Carol LoVerde holds a BA in music with departmental honors from Mundelein College, and pursued voice studies at the University of Indiana, Bloomington, upon graduation. She teaches classical and musical theatre technique and style in courses as well as private lessons.
Fanfare and American Record Guide describe Ms. Lo Verde’s voice as being “…gorgeous and silvery...Lo Verde’s musicality, intelligence, and artistry cannot be denied.”
LoVerde is a specialist in chamber music of many genres and has been heard on radio nationwide. As soprano soloist she has sung with the Chicago Symphony, the English Bach Festival Baroque Orchestra, Chamber Opera Chicago, The Harwood Early Music Ensemble, Ars Musica Chicago and the Chicago Jazz Ensemble.
Her recordings include the world premier of the opera based on a Ray Bradbury short story, The Lifework of Juan Diaz by Lawrence Rapchak; Duke Ellington’s “Transblucency” with the Chicago Jazz Ensemble under the direction of William Russo; Renaissance music with Chicagoacappella; J.S. Bach's “The Passion According to St. John with the Smithsonian Chamber Players”; and “French and Italian Art Songs” with internationally acclaimed pianist John Wustman. She is a featured soloist in The Music of Father and Son, a recording of the music of Alexander and Ivan Tcherepnin.

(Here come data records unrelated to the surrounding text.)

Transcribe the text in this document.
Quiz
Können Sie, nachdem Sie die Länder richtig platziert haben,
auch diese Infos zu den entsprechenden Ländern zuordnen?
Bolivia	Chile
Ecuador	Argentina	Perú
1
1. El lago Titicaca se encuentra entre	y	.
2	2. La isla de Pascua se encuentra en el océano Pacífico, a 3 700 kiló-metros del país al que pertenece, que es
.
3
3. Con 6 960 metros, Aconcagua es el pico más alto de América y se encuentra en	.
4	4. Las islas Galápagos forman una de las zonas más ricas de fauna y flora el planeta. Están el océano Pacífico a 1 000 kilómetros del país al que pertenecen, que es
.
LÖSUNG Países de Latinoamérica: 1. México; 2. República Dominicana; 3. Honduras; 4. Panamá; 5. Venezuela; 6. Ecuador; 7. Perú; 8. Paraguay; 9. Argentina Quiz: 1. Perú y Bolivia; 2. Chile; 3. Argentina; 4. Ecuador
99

She is considered an expert in Renaissance performance practice, and is a regular soloist at Saint John Cantius Church, where Ordinaries of the Catholic Mass are sung in the context of the Latin liturgy. Repertoire includes Renaissance through Twentieth Century polyphony and orchestral masses of the Classical and Romantic eras. She is also a soloist with Congregation Chicago Sinai during the High Holydays, performing repertoire from the seventeenth through twentieth centuries in services according to Ashkenazic and Sephardic traditions as well as concert repertoire written for the North American synagogue.
Professor Lo Verde currently performs traditional Greek lyric songs in the Chicago area, featuring compositions of virtuoso saxophonist Athanasios Zervas as well as the music of Theodorakis, Hadjidakis, and other famous symbols of Greek resistance during the occupation of the military Junta in the '60s and 70's.